Rahibe Elina…uzak dur o cadıdan lanetleniceksin

“ii-iymisin?.. lütfen bir şey söyle….Rahibe Jolie neden, neden bunu yaptın?” esmer rahibeyle göz göze geldiğimizde bir iki adım geriledi korkuyla. Sadece bir bakışım bile yetiyse bu kadar korkmasına o zaman nasıl görünüyordum ki dışardan

“Ben bir şey yapmadım suçu bana atma rahibe Elina. Bu lanet olası cadının bakışlarını görmüyor musun? bizi lanetliyor beli ki, bence derhal rahiplere bildirmeliyiz” esmer rahibenin korkusu titreyen ellerinden bille beliydi koluma hafif temas eden parmakları buz kesmişti sarışın sürtükse karşımda kollarını bağdaştırmış gözlerindeki korkuyu saklamak istercesine tek bir ifadeyle yüzüme odaklanmıştı *tiksinti*

“rahibe jolie… neden az önce durduk yere suyu üzerine fırlatın ki sence bu durumda bu kadar sinirlenmesi normal değil mi, lütfen cadı hanım affedin rahibe jolie’yi size yalvarıyorum” ona doğru panikle haykıran rahibeye göz deviren sürtüğe çarptı gözüm görmek bile kanımı kaynatıyordu ellerimi tutarak önümde dizlerinin üstüne hıçkıra hıçkıra çökmesini, sanki bir tanrıçaya dua eder gibi avuçlarının arasında kı ellerimi alnına yaslayıp yalvarmasını beklemiyordum “kesin şunu rahibe kendinizi bir cadı için böyle düşürmeyin… aşağlık bir soydan geldiğinizi bu denli beli etmeseydiniz keşke” tiksintiyle yüzünü buruşturarak başını iki yana salayıp yanımızdangeçmekte olan sürtüğe kaydı bakışlarım

“fazla cesursun Rahibe… haddinden fazla bu cesaret, kendi ağzınla bir cadı olduğumu söyledin peki dediğin gibi bir cadıysam başına neler gelebileceğinden korkmaz mısın?” klişenin taş duvarları arasında derin bir sessizlik oluştu, sözler söylendi, tehditler edildi, kozlar paylaşıldı. Sıra bedel ödemekteydi ellerimi usulca Rahibe Elina’ nın avuçlarından çektim Jolie denen sürtüğe doğru atığım her adım sesiz bir tehditi, içimdeki kedicik hala öldürmem için tezhaurat yapıyordu

Bileğimden yakalanıp durdurulmamla geriye sendeledim iki adım ,dizleri üstünde bileğimden tuttan rahibe göz yaşları içinde elimi alnına yaslamış yalvarıyordu “lütfen onun adına özür dilerim”

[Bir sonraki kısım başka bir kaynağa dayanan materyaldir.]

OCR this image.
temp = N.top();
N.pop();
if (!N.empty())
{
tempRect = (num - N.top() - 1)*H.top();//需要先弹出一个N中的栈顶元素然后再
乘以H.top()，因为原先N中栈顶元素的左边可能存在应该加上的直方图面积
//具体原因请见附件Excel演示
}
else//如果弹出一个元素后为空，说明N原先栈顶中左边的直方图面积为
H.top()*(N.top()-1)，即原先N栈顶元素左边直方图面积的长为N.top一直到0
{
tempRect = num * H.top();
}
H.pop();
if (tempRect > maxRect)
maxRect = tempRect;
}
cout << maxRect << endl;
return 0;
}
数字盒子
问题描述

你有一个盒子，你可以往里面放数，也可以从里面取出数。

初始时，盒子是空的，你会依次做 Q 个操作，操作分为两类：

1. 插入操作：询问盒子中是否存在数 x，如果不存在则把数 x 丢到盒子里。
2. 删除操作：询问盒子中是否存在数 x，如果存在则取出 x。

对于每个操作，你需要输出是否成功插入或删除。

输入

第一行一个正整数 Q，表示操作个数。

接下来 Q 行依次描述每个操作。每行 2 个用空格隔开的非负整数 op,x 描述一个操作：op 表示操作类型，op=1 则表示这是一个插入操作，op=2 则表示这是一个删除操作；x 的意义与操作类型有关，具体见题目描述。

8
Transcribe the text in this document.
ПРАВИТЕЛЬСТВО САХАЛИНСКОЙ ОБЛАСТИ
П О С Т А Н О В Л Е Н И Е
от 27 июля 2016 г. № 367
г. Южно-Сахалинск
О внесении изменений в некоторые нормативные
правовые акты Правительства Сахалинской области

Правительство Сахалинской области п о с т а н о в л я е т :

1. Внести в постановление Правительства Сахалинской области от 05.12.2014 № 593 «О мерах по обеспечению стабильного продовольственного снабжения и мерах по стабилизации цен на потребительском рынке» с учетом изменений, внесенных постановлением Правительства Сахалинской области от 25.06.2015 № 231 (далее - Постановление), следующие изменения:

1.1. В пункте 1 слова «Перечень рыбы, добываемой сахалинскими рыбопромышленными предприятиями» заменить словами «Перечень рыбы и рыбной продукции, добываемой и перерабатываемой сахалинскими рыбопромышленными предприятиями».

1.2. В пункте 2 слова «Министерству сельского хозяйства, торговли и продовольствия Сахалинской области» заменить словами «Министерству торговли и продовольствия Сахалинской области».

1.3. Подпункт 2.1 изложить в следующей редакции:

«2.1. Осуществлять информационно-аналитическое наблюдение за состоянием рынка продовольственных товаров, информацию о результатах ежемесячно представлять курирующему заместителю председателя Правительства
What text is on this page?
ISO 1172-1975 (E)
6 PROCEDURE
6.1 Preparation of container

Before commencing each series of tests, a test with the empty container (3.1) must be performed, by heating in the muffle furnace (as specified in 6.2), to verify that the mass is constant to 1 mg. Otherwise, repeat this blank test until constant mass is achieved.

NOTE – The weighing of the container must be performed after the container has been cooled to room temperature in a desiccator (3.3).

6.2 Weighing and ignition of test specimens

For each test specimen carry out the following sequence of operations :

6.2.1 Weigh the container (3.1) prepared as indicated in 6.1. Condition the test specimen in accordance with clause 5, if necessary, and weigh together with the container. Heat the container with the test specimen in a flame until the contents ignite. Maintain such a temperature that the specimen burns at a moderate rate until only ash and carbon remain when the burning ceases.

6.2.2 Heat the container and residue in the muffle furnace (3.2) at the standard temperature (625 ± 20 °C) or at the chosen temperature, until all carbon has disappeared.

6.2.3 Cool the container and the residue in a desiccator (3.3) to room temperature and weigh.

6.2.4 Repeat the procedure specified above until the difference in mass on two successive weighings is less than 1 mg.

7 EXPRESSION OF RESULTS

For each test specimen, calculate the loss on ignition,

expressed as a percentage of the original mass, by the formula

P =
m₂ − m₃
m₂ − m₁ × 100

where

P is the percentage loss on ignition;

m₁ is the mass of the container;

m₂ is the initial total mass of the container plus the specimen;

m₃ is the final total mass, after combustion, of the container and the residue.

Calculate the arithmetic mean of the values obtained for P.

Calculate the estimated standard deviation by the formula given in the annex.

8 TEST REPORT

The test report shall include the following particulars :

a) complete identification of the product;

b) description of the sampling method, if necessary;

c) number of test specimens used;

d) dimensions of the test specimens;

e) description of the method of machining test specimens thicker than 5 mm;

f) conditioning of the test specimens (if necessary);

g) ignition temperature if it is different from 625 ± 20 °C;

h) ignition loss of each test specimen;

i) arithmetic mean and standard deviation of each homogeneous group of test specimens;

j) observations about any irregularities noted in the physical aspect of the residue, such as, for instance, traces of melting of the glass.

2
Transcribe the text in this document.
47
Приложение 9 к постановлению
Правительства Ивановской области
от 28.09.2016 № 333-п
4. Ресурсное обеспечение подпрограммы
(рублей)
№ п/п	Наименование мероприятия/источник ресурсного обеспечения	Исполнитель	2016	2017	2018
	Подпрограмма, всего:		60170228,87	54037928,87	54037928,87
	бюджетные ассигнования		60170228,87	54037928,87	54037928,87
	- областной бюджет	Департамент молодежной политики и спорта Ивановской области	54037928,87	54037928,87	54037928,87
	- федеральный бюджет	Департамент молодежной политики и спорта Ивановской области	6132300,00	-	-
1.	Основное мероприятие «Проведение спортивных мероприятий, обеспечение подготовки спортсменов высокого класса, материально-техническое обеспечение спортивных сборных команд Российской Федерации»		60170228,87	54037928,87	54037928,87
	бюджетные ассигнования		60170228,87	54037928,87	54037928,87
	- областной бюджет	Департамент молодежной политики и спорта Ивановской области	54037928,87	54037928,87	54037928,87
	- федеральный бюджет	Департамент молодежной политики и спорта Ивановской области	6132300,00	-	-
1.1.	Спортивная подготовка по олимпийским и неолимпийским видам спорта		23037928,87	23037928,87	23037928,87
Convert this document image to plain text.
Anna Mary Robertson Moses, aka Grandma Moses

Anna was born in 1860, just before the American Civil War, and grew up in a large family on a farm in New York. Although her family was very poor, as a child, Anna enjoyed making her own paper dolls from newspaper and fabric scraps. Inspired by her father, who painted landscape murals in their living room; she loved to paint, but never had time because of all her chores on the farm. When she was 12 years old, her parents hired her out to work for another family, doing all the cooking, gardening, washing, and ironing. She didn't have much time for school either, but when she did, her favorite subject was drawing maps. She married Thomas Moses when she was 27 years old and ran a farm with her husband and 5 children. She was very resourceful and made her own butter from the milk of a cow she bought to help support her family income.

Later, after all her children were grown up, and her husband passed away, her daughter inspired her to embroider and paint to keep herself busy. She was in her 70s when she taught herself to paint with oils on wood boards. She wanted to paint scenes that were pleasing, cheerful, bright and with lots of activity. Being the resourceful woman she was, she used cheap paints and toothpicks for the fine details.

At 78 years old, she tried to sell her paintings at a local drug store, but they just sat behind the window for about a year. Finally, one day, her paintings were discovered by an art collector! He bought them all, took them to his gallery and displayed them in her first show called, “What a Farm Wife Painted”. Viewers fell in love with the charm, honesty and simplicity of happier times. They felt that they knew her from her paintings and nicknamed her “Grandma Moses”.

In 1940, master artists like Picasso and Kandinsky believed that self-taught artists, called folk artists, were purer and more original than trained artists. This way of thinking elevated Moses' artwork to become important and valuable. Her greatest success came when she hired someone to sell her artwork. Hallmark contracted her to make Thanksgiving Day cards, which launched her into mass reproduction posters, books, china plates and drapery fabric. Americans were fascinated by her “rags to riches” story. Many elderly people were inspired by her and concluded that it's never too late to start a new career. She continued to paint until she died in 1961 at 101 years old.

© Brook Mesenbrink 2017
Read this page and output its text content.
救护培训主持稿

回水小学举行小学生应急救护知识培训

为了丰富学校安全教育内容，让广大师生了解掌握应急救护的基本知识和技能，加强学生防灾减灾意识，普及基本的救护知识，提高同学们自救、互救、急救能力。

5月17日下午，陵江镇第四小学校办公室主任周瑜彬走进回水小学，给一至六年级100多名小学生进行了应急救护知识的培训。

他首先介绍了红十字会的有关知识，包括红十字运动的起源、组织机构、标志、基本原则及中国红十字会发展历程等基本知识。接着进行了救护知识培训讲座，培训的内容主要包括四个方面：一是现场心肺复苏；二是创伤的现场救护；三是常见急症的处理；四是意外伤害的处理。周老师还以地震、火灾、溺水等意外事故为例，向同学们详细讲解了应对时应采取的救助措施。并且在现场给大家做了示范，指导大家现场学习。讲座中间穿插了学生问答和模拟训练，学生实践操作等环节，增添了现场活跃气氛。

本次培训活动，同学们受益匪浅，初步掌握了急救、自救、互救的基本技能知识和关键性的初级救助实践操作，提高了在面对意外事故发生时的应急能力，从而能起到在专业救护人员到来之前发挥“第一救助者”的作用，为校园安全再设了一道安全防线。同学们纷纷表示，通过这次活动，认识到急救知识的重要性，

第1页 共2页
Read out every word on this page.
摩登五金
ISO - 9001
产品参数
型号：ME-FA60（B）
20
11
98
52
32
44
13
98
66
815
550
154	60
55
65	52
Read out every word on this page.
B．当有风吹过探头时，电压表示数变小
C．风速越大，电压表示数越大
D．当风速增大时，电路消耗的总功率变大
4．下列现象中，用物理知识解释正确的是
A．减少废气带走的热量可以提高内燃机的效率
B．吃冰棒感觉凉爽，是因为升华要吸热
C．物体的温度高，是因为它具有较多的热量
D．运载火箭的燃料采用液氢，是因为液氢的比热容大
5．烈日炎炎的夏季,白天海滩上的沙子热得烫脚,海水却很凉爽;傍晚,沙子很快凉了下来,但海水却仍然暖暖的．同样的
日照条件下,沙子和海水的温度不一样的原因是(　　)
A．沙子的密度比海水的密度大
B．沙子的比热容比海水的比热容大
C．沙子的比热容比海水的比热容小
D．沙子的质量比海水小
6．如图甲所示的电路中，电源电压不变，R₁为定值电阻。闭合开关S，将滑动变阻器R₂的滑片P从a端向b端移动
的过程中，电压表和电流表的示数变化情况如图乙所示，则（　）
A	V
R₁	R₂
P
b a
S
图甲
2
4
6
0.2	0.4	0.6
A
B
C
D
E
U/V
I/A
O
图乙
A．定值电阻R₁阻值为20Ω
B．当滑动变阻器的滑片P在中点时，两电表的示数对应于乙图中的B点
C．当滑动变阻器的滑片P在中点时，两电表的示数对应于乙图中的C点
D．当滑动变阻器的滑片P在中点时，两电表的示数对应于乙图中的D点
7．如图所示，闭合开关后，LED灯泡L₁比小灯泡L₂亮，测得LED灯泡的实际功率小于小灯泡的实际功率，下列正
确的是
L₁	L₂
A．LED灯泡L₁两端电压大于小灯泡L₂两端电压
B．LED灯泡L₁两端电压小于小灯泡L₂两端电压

“KORKMAKMI HHAHAHAHHAAHA gülerim işte buna, sen kim oluyorsun da senden korkucakmışım, o ucube bakışlarından korkucağımı sanıyorsan yanılıyorsun lanet yaratık”

Gülümsedim içimdeki kedi peçele diye haykırsa da sakin sesiz bir tebessümle yetindim, göz bebeklerinin titrediğini görebiliyordum kalbinde yeşeren kokuyu hisediyordum işte bu korkan yüzü görmeyi seviyordum, usulca ona sırtımı dönüp yerde dizleri üstünde duran rahibenin ellerini tutup kalkması için hafifçe sıktım, ikiletmedi kalktı gözleri kızarmıştı

“rahibe jolie bence bu gün hadinizi çok aştınız rahip Cedric bunları duyarsa sizin için iyi olmaz” başı eğik, jolie denen sürtüğe göz ucuyla bakarak konuşan genç rahibe cesurdu ve bunu sevmiştim.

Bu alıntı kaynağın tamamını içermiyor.